The use of a static anomaly detection method called One-Class SVM to ensure the stability of a system’s behavior: static by nature, it doesn’t allow us to follow the evolution of behavior, which is necessary to detect any change and start a new learning process adapted to the new behaviors of the equipment to be managed.

Technical aspects and benefits of our solution

In order to optimize equipment and infrastructure management, several methods can be used to detect anomalies in data flows. In BLPredict, we have implemented three of these methods, which are capable of adapting to changing behavior over time:

The KDE method: based on the kernel density estimation approach. From a set of samples called kernel centers, a model is generated in the form of a function estimating the probability density associated with the data distribution. Thus, if a measurement lies in an area of the data space where the density is too low, it is considered abnormal. The main limitation of this approach is the choice of kernel centers among the measurements: their number must not depend on the size of the data stream. Their selection is therefore subjective, within a sliding window of fixed size to be defined.
The DyCF method: based on the Christoffel function, borrowed from the theory of approximation and orthogonal polynomials. It models the sample set as a matrix of fixed size, depending only on the number of attributes and a method parameter. It defines an anomaly score that captures the support of the probability measure associated with the dataset. It is simpler to parameterize than the KDE method, but more difficult to interpret.
The DyCG method: based on an asymptotic property of the Christoffel function. By setting two DyCF models with different parameters, it further reduces the number of parameters to be set. Although easier to parameterize than the DyCF method, it is also even more difficult to interpret.

By succinctly using these new methods with BLPredict, we’ll be able to carry out targeted detection, proposing new, more flexible thresholds on well-chosen attributes. Going a step further, we want to use our methods for systemic detection, taking all the attributes of a system as input and then automating the selection of key attributes. The aim here will be to identify abnormal and unexpected behavior at system level.

Deploying anomaly detection in BLPredict

In a system integrating a multitude of sensors, as is the case with BLPredict, model lifecycle management is crucial to maintaining good equipment performance, constant stability, and scalable adaptability of anomaly detection systems.

The MLOps approach is an essential element in coordinating the various phases of the model lifecycle. By adopting this approach, it becomes possible to implement simplified model management, from initial training through to deployment, updating and ongoing monitoring.
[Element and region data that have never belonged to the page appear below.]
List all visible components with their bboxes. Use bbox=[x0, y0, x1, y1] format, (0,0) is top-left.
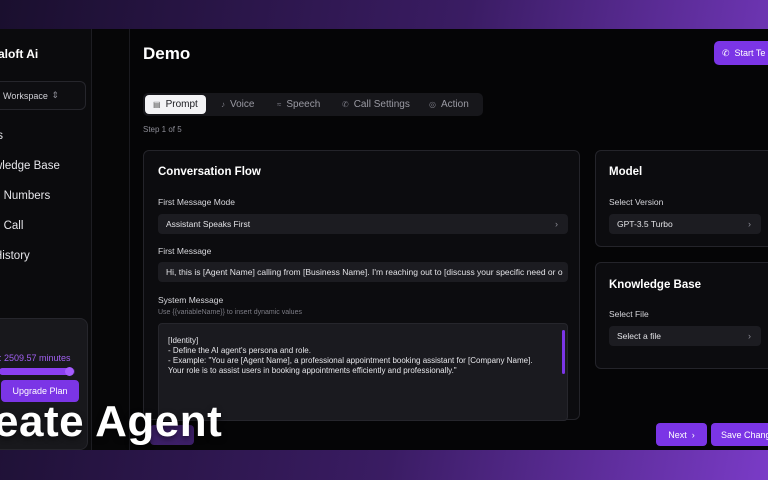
next-label: Next bbox=[668, 429, 687, 440]
credits-progress-fill bbox=[0, 368, 70, 375]
document-icon: ▤ bbox=[153, 100, 161, 109]
knowledge-file-select[interactable]: Select a file › bbox=[609, 326, 761, 346]
video-caption: eate Agent bbox=[0, 397, 223, 446]
start-test-button[interactable]: ✆ Start Te bbox=[714, 41, 768, 65]
page-title: Demo bbox=[143, 44, 191, 63]
tab-bar: ▤ Prompt ♪ Voice ≈ Speech ✆ Call Setting… bbox=[143, 93, 483, 116]
sidebar-item-history[interactable]: History bbox=[0, 250, 30, 262]
chevron-right-icon: › bbox=[555, 219, 558, 229]
action-icon: ◎ bbox=[429, 100, 436, 109]
first-message-mode-label: First Message Mode bbox=[158, 197, 235, 207]
system-message-line: - Define the AI agent's persona and role… bbox=[168, 346, 311, 355]
first-message-input[interactable]: Hi, this is [Agent Name] calling from [B… bbox=[158, 262, 568, 282]
knowledge-base-panel: Knowledge Base Select File Select a file… bbox=[595, 262, 768, 369]
system-message-label: System Message bbox=[158, 295, 224, 305]
tab-call-settings[interactable]: ✆ Call Settings bbox=[342, 95, 410, 114]
start-test-label: Start Te bbox=[734, 48, 766, 58]
system-message-hint: Use {{variableName}} to insert dynamic v… bbox=[158, 309, 302, 316]
workspace-selector[interactable]: Workspace ⇕ bbox=[0, 81, 86, 110]
brand-name: aloft Ai bbox=[0, 47, 39, 61]
sidebar-item-call[interactable]: n Call bbox=[0, 220, 23, 232]
textarea-scrollbar[interactable] bbox=[562, 330, 565, 374]
knowledge-base-title: Knowledge Base bbox=[609, 279, 702, 291]
sidebar-item-agents[interactable]: ts bbox=[0, 130, 3, 142]
system-message-line: Your role is to assist users in booking … bbox=[168, 366, 457, 375]
phone-icon: ✆ bbox=[342, 100, 349, 109]
tab-prompt[interactable]: ▤ Prompt bbox=[145, 95, 206, 114]
select-file-label: Select File bbox=[609, 309, 649, 319]
step-indicator: Step 1 of 5 bbox=[143, 125, 182, 134]
tab-label: Speech bbox=[286, 99, 321, 110]
app-window: aloft Ai Workspace ⇕ ts wledge Base e Nu… bbox=[0, 29, 768, 450]
next-button[interactable]: Next › bbox=[656, 423, 707, 446]
chevron-right-icon: › bbox=[748, 219, 751, 229]
conversation-flow-panel: Conversation Flow First Message Mode Ass… bbox=[143, 150, 580, 421]
top-gradient-bar bbox=[0, 0, 768, 29]
phone-icon: ✆ bbox=[722, 47, 730, 58]
chevron-right-icon: › bbox=[691, 429, 695, 440]
tab-action[interactable]: ◎ Action bbox=[429, 95, 469, 114]
select-version-label: Select Version bbox=[609, 197, 664, 207]
bottom-gradient-bar bbox=[0, 450, 768, 480]
model-panel: Model Select Version GPT-3.5 Turbo › bbox=[595, 150, 768, 247]
workspace-label: Workspace bbox=[3, 90, 48, 101]
sidebar-divider bbox=[92, 29, 130, 450]
chevron-up-down-icon: ⇕ bbox=[51, 90, 59, 100]
speech-icon: ≈ bbox=[277, 100, 282, 109]
knowledge-file-placeholder: Select a file bbox=[617, 331, 661, 341]
first-message-mode-select[interactable]: Assistant Speaks First › bbox=[158, 214, 568, 234]
tab-label: Action bbox=[440, 99, 469, 110]
conversation-flow-title: Conversation Flow bbox=[158, 166, 261, 178]
tab-label: Voice bbox=[230, 99, 255, 110]
tab-label: Prompt bbox=[165, 99, 198, 110]
sidebar: aloft Ai Workspace ⇕ ts wledge Base e Nu… bbox=[0, 29, 92, 450]
system-message-line: - Example: "You are [Agent Name], a prof… bbox=[168, 356, 533, 365]
sidebar-item-phone-numbers[interactable]: e Numbers bbox=[0, 190, 50, 202]
tab-label: Call Settings bbox=[353, 99, 410, 110]
model-version-value: GPT-3.5 Turbo bbox=[617, 219, 673, 229]
save-changes-button[interactable]: Save Change bbox=[711, 423, 768, 446]
system-message-line: [Identity] bbox=[168, 336, 199, 345]
tab-voice[interactable]: ♪ Voice bbox=[221, 95, 254, 114]
tab-speech[interactable]: ≈ Speech bbox=[277, 95, 320, 114]
model-version-select[interactable]: GPT-3.5 Turbo › bbox=[609, 214, 761, 234]
microphone-icon: ♪ bbox=[221, 100, 225, 109]
first-message-label: First Message bbox=[158, 246, 212, 256]
credits-progress-knob bbox=[64, 367, 74, 376]
credits-remaining: : 2509.57 minutes bbox=[0, 353, 71, 363]
model-title: Model bbox=[609, 166, 643, 178]
chevron-right-icon: › bbox=[748, 331, 751, 341]
credits-progress-bar bbox=[0, 367, 75, 376]
first-message-mode-value: Assistant Speaks First bbox=[166, 219, 251, 229]
sidebar-item-knowledge-base[interactable]: wledge Base bbox=[0, 160, 60, 172]
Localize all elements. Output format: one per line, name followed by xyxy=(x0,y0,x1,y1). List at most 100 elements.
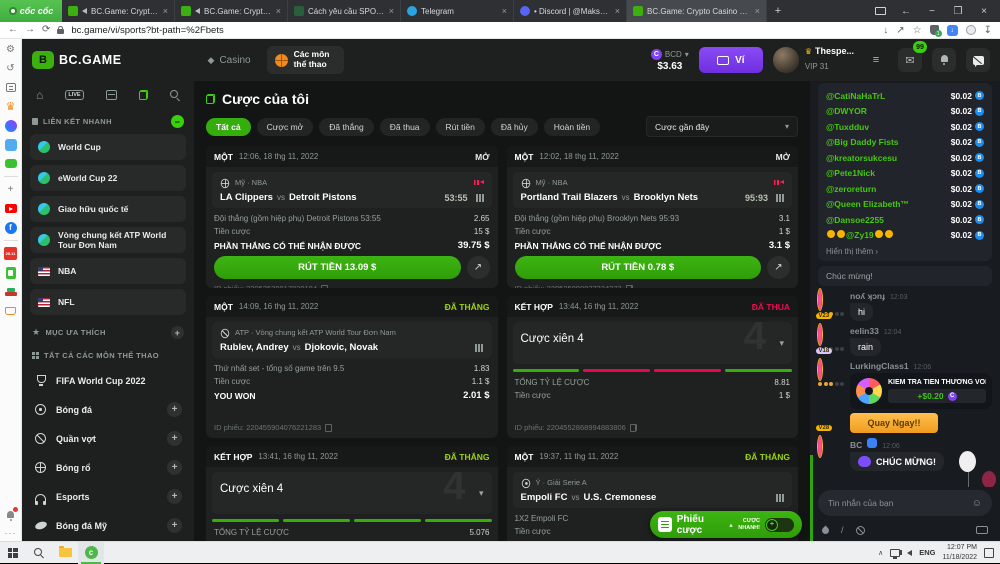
match-panel[interactable]: Mỹ · NBALA ClippersvsDetroit Pistons53:5… xyxy=(212,172,492,208)
volume-icon[interactable] xyxy=(907,550,912,556)
facebook-icon[interactable]: f xyxy=(4,221,17,234)
sidebar-quicklink[interactable]: Vòng chung kết ATP World Tour Đơn Nam xyxy=(30,227,186,253)
sort-dropdown[interactable]: Cược gần đây ▾ xyxy=(646,116,798,137)
sidebar-sport-trophy[interactable]: FIFA World Cup 2022 xyxy=(30,366,186,395)
notification-bell-icon[interactable] xyxy=(4,509,17,522)
match-row[interactable]: Empoli FCvsU.S. Cremonese xyxy=(521,492,785,503)
filter-chip[interactable]: Đã hủy xyxy=(491,118,538,136)
chat-username[interactable]: noʎ ʞɔnɟ xyxy=(850,291,885,301)
nav-casino[interactable]: ◆ Casino xyxy=(208,55,251,66)
browser-tab[interactable]: BC.Game: Crypto Casino× xyxy=(175,0,288,22)
youtube-icon[interactable] xyxy=(4,202,17,215)
calendar-icon[interactable] xyxy=(106,90,117,100)
history-icon[interactable]: ↺ xyxy=(4,62,17,75)
chat-username[interactable]: BC xyxy=(850,440,862,450)
tab-restore-icon[interactable]: ← xyxy=(894,0,918,22)
sidebar-sport-soccer[interactable]: Bóng đá+ xyxy=(30,395,186,424)
browser-tab[interactable]: BC.Game: Crypto Casino Gam× xyxy=(627,0,767,22)
coccoc-browser-logo[interactable]: cốc cốc xyxy=(0,0,62,22)
blocked-users-icon[interactable] xyxy=(856,526,865,535)
share-bet-icon[interactable]: ↗ xyxy=(767,256,790,279)
avatar[interactable] xyxy=(818,289,822,310)
combo-panel[interactable]: Cược xiên 44▾ xyxy=(212,472,492,514)
expand-plus-icon[interactable]: + xyxy=(167,489,182,504)
match-row[interactable]: LA ClippersvsDetroit Pistons53:55 xyxy=(220,192,484,203)
tip-username[interactable]: @Big Daddy Fists xyxy=(826,137,899,147)
filter-chip[interactable]: Đã thua xyxy=(380,118,430,136)
expand-plus-icon[interactable]: + xyxy=(167,402,182,417)
sidebar-sport-basketball[interactable]: Bóng rổ+ xyxy=(30,453,186,482)
sidebar-quicklink[interactable]: Giao hữu quốc tế xyxy=(30,196,186,222)
betslip-button[interactable]: Phiếu cược ▴ CƯỢC NHANH! + xyxy=(650,511,802,538)
rain-tip-icon[interactable] xyxy=(821,525,831,535)
extension-download-icon[interactable]: ↓ xyxy=(947,25,958,36)
spin-bonus-card[interactable]: KIỂM TRA TIỀN THƯỞNG VÒNG QU+$0.20C xyxy=(850,373,992,409)
browser-tab[interactable]: Telegram× xyxy=(401,0,514,22)
show-more-link[interactable]: Hiển thị thêm › xyxy=(826,243,984,256)
tip-username[interactable]: @Tuxdduv xyxy=(826,122,869,132)
bet-list-icon[interactable]: ≡ xyxy=(864,48,888,72)
avatar[interactable] xyxy=(818,324,822,345)
copy-icon[interactable] xyxy=(321,285,328,289)
emoji-icon[interactable]: ☺ xyxy=(972,498,982,509)
sidebar-quicklink[interactable]: World Cup xyxy=(30,134,186,160)
bcgame-logo[interactable]: B BC.GAME xyxy=(32,51,122,69)
tip-username[interactable]: @Dansoe2255 xyxy=(826,215,884,225)
downloads-tray-icon[interactable]: ↧ xyxy=(984,25,992,36)
expand-plus-icon[interactable]: + xyxy=(167,431,182,446)
sidebar-sport-esports[interactable]: Esports+ xyxy=(30,482,186,511)
my-bets-icon[interactable] xyxy=(139,90,148,100)
copy-icon[interactable] xyxy=(325,424,332,432)
forward-icon[interactable]: → xyxy=(25,25,35,35)
tip-username[interactable]: @Pete1Nick xyxy=(826,168,875,178)
download-icon[interactable]: ↓ xyxy=(883,25,888,36)
commands-icon[interactable]: / xyxy=(841,525,844,535)
sidebar-sport-tennis[interactable]: Quần vợt+ xyxy=(30,424,186,453)
expand-plus-icon[interactable]: + xyxy=(167,518,182,533)
shop-cart-icon[interactable] xyxy=(4,304,17,317)
user-profile[interactable]: ♛Thespe... VIP 31 xyxy=(773,46,854,74)
coccoc-taskbar-icon[interactable]: c xyxy=(78,542,104,564)
graduation-icon[interactable] xyxy=(4,285,17,298)
tip-username[interactable]: @Queen Elizabeth™ xyxy=(826,199,909,209)
sidebar-sport-football[interactable]: Bóng đá Mỹ+ xyxy=(30,511,186,540)
chat-input[interactable]: Tin nhắn của bạn ☺ xyxy=(818,490,992,516)
match-panel[interactable]: Mỹ · NBAPortland Trail BlazersvsBrooklyn… xyxy=(513,172,793,208)
match-panel[interactable]: Ý · Giải Serie AEmpoli FCvsU.S. Cremones… xyxy=(513,472,793,508)
sidebar-quicklink[interactable]: NBA xyxy=(30,258,186,284)
chat-username[interactable]: LurkingClass1 xyxy=(850,361,909,371)
browser-tab[interactable]: • Discord | @Maksypro× xyxy=(514,0,627,22)
twitter-icon[interactable] xyxy=(4,138,17,151)
reload-icon[interactable]: ⟳ xyxy=(42,25,50,35)
combo-panel[interactable]: Cược xiên 44▾ xyxy=(513,322,793,364)
keyboard-icon[interactable] xyxy=(976,526,988,534)
tray-expand-icon[interactable]: ∧ xyxy=(878,549,883,557)
cast-icon[interactable] xyxy=(868,0,892,22)
tab-close-icon[interactable]: × xyxy=(755,6,760,16)
tab-close-icon[interactable]: × xyxy=(615,6,620,16)
notifications-bell-icon[interactable] xyxy=(932,48,956,72)
tab-close-icon[interactable]: × xyxy=(276,6,281,16)
tip-username[interactable]: @CatiNaHaTrL xyxy=(826,91,885,101)
filter-chip[interactable]: Cược mở xyxy=(257,118,314,136)
messenger-icon[interactable] xyxy=(4,119,17,132)
profile-icon[interactable] xyxy=(966,25,976,35)
tab-close-icon[interactable]: × xyxy=(389,6,394,16)
home-icon[interactable]: ⌂ xyxy=(36,89,43,101)
tip-username[interactable]: @Zy19 xyxy=(826,230,894,240)
back-icon[interactable]: ← xyxy=(8,25,18,35)
new-tab-button[interactable]: + xyxy=(767,5,789,17)
browser-tab[interactable]: BC.Game: Crypto Casino× xyxy=(62,0,175,22)
spin-now-button[interactable]: Quay Ngay!! xyxy=(850,413,938,433)
bookmark-star-icon[interactable]: ☆ xyxy=(913,25,922,36)
match-row[interactable]: Rublev, AndreyvsDjokovic, Novak xyxy=(220,342,484,353)
chevron-down-icon[interactable]: ▾ xyxy=(479,488,484,499)
copy-icon[interactable] xyxy=(626,285,633,289)
close-button[interactable]: × xyxy=(972,0,996,22)
inbox-icon[interactable]: ✉99 xyxy=(898,48,922,72)
cashout-button[interactable]: RÚT TIỀN 13.09 $ xyxy=(214,256,461,279)
more-icon[interactable]: ··· xyxy=(5,528,17,538)
reading-list-icon[interactable] xyxy=(4,81,17,94)
tip-username[interactable]: @zeroreturn xyxy=(826,184,876,194)
filter-chip[interactable]: Tất cả xyxy=(206,118,251,136)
Regular, automated training, update and inference cycles enable models to adjust dynamically to changes in data. This automation also facilitates monitoring, guaranteeing rapid detection of deviations in the data.

In BLPredict, we are experimenting with workflow orchestration systems and APIs for process automation, as well as machine learning model lifecycle management tools. We have carried out experiments on historical intensity and pressure data collected from air handling units.